NOT from a vain or shallow thought
His awful Jove young Phidias brought;
Never from lips of cunning fell
The thrilling Delphic oracle;
Out from the heart of nature rolled
The burdens of the Bible old;
The litanies of nature came,
Like the volcano’s tongue of flame,
Up from the burning core below,—
The canticles of love and woe:
The hand that rounded Peter’s dome
And groined the aisles of Christian Rome,
Wrought in a sad sincerity;
Himself from God he could not free;
He builded better than he knew;—
The conscious stone to beauty grew.
Ralph Waldo Emerson


IF a man be gracious and courteous to strangers it shows he is a citizen of the world, and that his heart is no island cut off from other lands, but a continent that joins to them.

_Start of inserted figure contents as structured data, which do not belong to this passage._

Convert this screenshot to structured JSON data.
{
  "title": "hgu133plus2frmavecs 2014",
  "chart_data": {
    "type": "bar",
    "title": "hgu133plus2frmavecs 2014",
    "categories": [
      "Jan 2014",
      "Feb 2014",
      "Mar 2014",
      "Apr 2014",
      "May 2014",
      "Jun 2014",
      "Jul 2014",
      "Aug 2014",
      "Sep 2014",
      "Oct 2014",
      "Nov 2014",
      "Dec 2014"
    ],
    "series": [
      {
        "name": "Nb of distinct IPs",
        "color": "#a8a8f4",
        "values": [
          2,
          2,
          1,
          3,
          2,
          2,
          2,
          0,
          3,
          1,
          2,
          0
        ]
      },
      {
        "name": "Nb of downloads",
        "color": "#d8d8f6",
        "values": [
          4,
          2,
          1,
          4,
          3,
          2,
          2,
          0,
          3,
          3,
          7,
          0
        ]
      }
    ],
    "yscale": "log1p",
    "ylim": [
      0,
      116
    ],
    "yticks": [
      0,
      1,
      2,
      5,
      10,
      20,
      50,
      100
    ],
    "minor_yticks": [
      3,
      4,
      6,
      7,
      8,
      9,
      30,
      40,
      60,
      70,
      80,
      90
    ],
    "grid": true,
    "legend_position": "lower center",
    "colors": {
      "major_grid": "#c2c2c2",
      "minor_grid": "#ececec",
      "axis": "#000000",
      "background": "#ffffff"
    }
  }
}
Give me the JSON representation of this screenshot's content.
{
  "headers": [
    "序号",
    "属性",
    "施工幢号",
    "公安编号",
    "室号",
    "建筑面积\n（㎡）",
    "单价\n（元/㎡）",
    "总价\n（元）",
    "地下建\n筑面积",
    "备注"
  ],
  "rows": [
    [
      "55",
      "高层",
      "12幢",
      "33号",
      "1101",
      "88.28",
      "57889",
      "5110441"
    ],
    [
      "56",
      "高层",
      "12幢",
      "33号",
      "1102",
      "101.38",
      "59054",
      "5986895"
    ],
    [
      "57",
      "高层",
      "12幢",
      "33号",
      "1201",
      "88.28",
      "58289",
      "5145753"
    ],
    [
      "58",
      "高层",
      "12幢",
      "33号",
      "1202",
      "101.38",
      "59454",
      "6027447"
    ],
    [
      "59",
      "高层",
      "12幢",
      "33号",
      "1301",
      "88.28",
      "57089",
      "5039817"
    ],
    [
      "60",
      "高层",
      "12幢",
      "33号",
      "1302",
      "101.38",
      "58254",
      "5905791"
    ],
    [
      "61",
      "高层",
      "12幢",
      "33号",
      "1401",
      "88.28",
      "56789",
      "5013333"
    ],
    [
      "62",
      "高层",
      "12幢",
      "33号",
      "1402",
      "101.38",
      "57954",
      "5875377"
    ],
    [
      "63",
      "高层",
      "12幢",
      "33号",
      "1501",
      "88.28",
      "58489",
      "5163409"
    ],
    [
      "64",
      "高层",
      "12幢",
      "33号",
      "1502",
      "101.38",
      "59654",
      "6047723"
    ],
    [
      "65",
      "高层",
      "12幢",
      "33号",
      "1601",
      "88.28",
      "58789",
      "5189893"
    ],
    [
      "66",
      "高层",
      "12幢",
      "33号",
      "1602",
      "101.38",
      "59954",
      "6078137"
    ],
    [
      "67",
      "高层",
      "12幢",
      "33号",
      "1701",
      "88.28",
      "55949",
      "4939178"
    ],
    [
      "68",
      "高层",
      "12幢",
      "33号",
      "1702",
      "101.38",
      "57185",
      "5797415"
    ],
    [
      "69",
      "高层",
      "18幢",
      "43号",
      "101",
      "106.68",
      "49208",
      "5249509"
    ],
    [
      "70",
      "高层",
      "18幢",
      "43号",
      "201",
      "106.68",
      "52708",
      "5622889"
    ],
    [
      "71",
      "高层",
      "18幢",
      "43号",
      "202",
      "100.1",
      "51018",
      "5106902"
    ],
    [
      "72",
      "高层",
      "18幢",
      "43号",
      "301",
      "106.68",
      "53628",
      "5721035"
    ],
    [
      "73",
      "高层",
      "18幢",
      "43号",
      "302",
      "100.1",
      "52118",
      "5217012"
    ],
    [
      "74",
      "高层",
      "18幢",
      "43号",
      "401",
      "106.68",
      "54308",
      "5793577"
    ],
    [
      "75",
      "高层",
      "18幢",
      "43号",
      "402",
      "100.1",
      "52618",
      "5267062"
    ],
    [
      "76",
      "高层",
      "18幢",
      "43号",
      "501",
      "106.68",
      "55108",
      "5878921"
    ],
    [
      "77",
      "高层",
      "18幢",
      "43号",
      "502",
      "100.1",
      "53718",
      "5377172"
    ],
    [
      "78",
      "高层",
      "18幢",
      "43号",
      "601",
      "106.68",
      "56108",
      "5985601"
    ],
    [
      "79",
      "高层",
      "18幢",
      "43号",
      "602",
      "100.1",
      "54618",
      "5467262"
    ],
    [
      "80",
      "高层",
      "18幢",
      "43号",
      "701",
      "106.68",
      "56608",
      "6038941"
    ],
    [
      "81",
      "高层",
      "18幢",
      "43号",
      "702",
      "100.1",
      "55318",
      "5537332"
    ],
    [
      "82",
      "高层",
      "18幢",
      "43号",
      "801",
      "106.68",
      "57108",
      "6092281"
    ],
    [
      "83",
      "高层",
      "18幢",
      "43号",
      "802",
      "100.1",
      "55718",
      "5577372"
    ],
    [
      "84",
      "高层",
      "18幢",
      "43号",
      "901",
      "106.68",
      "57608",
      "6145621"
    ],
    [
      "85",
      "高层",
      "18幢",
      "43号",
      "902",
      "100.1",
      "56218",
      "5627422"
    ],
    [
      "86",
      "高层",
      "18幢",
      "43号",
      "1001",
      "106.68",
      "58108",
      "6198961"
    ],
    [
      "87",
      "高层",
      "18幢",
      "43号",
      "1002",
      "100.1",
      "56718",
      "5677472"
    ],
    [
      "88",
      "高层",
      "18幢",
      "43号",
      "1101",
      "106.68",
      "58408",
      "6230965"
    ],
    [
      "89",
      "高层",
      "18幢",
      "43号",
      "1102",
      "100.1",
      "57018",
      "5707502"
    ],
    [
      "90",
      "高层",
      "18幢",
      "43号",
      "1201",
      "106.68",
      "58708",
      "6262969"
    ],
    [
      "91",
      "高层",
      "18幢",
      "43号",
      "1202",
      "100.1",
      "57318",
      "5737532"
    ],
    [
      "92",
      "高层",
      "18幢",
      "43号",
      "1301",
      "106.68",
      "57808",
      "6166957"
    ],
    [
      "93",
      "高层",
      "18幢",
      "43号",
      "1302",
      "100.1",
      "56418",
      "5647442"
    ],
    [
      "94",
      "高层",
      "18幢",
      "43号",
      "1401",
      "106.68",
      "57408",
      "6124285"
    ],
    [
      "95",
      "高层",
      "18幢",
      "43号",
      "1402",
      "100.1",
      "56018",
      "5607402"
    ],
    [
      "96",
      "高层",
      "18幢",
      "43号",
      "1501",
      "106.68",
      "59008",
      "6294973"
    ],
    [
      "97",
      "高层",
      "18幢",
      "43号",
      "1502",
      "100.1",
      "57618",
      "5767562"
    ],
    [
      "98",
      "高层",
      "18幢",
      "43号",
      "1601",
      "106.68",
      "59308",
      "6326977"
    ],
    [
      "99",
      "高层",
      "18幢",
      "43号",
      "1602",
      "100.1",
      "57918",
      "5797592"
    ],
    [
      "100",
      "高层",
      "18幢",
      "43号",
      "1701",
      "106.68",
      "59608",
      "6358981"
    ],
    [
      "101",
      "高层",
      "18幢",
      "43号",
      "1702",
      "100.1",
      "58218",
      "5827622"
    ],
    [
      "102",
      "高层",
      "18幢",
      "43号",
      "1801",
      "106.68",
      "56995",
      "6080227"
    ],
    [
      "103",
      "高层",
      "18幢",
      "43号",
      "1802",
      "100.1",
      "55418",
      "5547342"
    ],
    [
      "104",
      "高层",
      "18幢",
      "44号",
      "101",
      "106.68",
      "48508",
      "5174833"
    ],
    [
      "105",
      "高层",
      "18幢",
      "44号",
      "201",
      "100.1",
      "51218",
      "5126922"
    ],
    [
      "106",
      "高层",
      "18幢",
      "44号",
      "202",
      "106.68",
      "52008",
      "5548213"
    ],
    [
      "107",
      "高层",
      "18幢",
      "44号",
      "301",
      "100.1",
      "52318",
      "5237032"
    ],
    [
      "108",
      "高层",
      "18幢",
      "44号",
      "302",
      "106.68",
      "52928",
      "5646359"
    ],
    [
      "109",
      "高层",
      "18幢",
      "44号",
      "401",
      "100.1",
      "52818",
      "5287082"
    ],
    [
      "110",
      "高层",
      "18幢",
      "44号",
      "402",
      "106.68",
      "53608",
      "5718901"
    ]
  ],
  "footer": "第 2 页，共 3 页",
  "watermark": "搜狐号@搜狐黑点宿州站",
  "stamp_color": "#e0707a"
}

If he be compassionate towards the affliction of others it shows that his heart is like the noble tree that is wounded itself when it gives the balm. If he easily pardons and remits offences it shows that his mind is planted above injuries, so that he cannot be shot. If he be thankful for small benefits it shows that he weighs men’s minds, and not their trash. But, above all, if he have St. Paul’s perfection, that he would wish to be an anathema from Christ, for the salvation of his brethren, it shows much of a divine nature, and a kind of conformity with Christ Himself.